El Auto Supremo Nº 658/2014 de fecha 06 de noviembre, respecto a la teoría de los actos propios ha señala: “…no resulta coherente que ahora pretenda negar sus propios actos contrariando sus propias declaraciones, actitud que atenta la buena fe y la lealtad que se deben quienes suscriben contratos con prestaciones recíprocas, o quienes participan en un litigio, para mejor entendimiento, resulta pertinente referirnos a la teoría de los actos propios, definida la misma por los doctrinarios como: “La doctrina de los actos propios es un principio general del derecho, fundado en la buena fe, que impone un deber jurídico de respeto y sometimiento a una situación jurídica creada anteriormente por la conducta del mismo sujeto, evitando así la agresión a un interés ajeno y el daño consiguiente”, cuyo fundamento reposa en el hecho de que resulta inadmisible que un litigante o contratante sostenga su postura invocando hechos que contraríen sus propias afirmaciones o asuma una actitud opuesta a la tomada anteriormente en otro acto.

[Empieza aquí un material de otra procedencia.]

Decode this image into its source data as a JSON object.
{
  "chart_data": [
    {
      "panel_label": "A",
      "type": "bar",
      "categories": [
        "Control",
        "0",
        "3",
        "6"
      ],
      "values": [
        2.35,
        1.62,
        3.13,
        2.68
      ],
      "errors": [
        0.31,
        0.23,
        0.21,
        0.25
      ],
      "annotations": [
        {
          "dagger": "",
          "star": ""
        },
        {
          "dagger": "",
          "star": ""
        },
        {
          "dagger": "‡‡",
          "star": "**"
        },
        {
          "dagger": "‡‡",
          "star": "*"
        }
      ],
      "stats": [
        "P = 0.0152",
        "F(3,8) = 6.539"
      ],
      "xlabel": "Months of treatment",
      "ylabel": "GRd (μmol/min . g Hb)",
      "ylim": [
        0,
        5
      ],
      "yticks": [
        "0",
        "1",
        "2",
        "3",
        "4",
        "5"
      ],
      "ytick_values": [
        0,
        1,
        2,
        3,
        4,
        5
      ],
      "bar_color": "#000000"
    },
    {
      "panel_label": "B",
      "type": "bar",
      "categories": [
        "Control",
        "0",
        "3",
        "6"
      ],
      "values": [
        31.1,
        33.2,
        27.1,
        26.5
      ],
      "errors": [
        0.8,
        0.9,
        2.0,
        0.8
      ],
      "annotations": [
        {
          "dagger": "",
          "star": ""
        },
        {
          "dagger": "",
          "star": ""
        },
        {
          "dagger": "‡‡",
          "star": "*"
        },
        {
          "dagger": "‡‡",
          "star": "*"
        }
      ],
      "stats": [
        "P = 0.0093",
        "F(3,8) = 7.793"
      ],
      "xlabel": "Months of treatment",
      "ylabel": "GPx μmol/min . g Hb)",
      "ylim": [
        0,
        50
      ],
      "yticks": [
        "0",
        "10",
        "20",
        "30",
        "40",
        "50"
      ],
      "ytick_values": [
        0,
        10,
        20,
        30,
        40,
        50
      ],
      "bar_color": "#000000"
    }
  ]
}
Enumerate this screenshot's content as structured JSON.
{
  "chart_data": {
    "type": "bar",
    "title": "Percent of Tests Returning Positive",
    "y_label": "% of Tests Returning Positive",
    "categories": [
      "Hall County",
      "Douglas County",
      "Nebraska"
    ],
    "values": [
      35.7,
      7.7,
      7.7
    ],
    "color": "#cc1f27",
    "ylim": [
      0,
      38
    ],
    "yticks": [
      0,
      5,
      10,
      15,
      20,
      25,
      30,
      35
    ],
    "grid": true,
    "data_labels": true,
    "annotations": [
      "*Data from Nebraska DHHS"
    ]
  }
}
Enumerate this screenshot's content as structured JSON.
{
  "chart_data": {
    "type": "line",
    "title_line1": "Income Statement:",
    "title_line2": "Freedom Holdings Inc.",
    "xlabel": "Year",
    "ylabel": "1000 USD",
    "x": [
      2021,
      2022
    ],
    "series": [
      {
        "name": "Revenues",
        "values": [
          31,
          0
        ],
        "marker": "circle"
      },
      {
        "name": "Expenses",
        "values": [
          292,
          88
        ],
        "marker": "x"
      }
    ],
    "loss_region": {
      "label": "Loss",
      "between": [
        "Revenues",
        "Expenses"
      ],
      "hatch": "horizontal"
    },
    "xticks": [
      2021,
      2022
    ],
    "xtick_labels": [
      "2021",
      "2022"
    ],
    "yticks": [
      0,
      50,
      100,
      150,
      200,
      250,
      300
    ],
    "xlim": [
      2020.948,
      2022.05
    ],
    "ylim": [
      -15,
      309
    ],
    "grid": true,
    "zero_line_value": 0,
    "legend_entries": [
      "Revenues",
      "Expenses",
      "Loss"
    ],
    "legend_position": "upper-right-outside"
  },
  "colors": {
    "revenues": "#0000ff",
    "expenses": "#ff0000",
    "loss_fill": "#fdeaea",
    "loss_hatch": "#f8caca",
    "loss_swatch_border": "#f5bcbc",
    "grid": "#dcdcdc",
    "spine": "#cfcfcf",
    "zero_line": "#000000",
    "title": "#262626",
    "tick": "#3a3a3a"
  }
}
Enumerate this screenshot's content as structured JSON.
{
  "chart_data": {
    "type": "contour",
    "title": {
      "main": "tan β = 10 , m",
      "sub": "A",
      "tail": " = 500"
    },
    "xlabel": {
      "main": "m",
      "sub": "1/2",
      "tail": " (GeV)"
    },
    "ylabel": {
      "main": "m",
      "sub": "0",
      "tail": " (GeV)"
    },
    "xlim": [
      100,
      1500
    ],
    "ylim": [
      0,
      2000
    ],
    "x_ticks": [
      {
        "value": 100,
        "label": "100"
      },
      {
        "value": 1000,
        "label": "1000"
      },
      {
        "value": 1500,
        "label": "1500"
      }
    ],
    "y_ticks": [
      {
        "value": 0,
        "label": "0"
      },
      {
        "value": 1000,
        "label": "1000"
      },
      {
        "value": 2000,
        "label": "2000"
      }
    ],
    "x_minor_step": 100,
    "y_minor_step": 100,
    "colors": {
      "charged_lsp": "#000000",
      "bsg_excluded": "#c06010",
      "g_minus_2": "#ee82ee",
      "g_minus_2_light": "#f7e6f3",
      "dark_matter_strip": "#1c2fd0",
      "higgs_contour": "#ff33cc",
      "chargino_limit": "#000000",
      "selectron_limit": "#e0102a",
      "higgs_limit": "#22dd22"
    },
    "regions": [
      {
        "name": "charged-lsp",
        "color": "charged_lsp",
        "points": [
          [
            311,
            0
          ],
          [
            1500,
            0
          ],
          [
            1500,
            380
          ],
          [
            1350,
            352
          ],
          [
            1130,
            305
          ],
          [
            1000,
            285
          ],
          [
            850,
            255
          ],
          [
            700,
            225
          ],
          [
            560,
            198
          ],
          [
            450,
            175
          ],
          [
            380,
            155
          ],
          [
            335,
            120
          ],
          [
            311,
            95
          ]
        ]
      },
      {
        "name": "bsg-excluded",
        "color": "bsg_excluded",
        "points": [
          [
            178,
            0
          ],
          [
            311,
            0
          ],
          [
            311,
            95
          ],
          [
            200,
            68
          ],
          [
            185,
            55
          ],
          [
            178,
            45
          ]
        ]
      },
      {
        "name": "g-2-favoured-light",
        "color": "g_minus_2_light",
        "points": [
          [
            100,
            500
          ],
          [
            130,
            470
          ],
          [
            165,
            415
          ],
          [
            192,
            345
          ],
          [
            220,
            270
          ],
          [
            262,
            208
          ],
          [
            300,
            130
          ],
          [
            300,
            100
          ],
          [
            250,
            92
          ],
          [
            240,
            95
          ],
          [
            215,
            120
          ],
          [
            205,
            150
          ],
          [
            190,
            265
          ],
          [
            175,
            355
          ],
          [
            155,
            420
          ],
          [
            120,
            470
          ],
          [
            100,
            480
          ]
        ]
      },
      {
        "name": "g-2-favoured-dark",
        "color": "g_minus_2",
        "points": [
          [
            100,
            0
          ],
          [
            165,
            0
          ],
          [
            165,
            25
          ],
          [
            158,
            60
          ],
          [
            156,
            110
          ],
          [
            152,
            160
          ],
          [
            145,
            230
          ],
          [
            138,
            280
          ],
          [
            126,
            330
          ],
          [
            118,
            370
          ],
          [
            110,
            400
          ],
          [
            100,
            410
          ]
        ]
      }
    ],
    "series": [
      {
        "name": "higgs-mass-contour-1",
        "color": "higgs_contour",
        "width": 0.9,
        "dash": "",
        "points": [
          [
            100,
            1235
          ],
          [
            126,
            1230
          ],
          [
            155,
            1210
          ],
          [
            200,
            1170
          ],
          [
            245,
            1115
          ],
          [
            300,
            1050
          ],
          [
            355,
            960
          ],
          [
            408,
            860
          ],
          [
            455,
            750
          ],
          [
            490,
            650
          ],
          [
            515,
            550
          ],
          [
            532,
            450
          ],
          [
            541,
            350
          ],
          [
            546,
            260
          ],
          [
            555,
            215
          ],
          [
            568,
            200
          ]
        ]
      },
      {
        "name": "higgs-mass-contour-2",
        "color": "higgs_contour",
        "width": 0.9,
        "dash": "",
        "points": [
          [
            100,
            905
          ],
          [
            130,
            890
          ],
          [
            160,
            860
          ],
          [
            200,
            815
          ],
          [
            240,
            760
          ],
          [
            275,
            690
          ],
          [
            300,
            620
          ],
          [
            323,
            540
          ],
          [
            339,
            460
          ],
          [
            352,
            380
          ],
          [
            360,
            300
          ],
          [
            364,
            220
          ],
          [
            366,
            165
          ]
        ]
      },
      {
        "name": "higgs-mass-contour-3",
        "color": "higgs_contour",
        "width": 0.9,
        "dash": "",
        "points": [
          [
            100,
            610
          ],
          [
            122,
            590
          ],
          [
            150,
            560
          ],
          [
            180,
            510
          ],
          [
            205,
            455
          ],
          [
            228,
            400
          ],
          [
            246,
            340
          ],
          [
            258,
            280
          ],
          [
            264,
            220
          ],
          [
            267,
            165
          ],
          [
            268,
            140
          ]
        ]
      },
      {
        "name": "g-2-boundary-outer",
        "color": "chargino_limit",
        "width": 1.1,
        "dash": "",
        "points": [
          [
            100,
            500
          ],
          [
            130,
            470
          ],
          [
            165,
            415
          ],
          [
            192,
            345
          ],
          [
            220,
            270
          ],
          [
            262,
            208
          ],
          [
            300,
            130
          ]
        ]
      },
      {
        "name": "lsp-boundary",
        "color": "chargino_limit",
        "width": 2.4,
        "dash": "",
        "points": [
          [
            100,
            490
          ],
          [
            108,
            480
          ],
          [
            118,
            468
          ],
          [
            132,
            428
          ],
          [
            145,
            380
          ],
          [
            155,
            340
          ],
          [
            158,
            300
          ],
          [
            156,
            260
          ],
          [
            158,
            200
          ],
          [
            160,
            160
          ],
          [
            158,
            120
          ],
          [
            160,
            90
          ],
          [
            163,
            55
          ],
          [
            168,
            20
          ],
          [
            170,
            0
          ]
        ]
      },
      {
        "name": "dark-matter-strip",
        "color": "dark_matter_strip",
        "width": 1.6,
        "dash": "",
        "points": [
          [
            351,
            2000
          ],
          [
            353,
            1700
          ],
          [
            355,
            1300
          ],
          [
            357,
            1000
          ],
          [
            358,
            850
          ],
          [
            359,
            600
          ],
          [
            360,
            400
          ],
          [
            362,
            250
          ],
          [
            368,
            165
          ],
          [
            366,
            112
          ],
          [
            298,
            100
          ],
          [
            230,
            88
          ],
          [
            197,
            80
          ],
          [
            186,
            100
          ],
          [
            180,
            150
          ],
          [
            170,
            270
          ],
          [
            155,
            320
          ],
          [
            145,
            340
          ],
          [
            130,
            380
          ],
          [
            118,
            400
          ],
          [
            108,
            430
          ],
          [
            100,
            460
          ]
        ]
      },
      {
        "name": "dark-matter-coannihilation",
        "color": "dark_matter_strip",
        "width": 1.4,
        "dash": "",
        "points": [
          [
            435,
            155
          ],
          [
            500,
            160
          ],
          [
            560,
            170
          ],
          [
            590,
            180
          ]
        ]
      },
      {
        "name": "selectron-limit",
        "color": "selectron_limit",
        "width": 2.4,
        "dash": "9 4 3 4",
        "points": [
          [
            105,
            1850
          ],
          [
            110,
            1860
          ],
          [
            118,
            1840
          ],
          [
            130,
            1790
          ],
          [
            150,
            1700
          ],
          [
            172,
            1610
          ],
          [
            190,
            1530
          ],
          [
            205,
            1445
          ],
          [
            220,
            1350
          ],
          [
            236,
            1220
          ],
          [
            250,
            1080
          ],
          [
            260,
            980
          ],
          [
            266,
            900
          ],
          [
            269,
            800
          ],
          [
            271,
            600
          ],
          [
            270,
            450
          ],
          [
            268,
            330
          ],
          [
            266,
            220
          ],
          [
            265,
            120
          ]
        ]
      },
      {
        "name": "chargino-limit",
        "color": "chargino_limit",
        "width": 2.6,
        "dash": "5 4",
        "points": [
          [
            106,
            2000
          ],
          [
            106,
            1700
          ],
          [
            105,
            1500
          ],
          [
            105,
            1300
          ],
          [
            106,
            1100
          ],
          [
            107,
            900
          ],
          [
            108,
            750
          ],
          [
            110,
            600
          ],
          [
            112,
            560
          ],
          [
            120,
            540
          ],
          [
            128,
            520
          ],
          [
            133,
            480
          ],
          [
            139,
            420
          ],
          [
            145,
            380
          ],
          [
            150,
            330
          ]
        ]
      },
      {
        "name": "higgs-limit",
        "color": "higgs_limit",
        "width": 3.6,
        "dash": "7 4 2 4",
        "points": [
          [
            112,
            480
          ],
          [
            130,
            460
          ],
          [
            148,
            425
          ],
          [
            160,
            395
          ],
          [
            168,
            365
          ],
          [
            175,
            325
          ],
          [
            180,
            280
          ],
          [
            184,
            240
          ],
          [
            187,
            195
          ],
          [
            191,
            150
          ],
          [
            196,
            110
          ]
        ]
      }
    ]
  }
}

La teoría de los actos propios prohíbe la sorpresa, la volubilidad en el actuar de las partes preservando el ámbito del litigio judicial, pero también el de las relaciones contractuales, de los cambios bruscos de conducta, sean estos culposos o malintencionados; el Dr. Marcelo J. López Mesa en su obra: “la doctrina de los actos propios: esencia y requisitos de aplicación”, refiere: “Se ha resuelto que la doctrina de los propios actos importa una barrera opuesta a la pretensión judicial, por la cual se impide el obrar incoherente que lesiona la confianza suscitada en la otra parte de la relación e impone a los sujetos un comportamiento probo en las relaciones jurídicas, pues no es posible permitir que se asuman pautas que suscitan expectativas y luego se auto contradigan al efectuar un reclamo judicial”.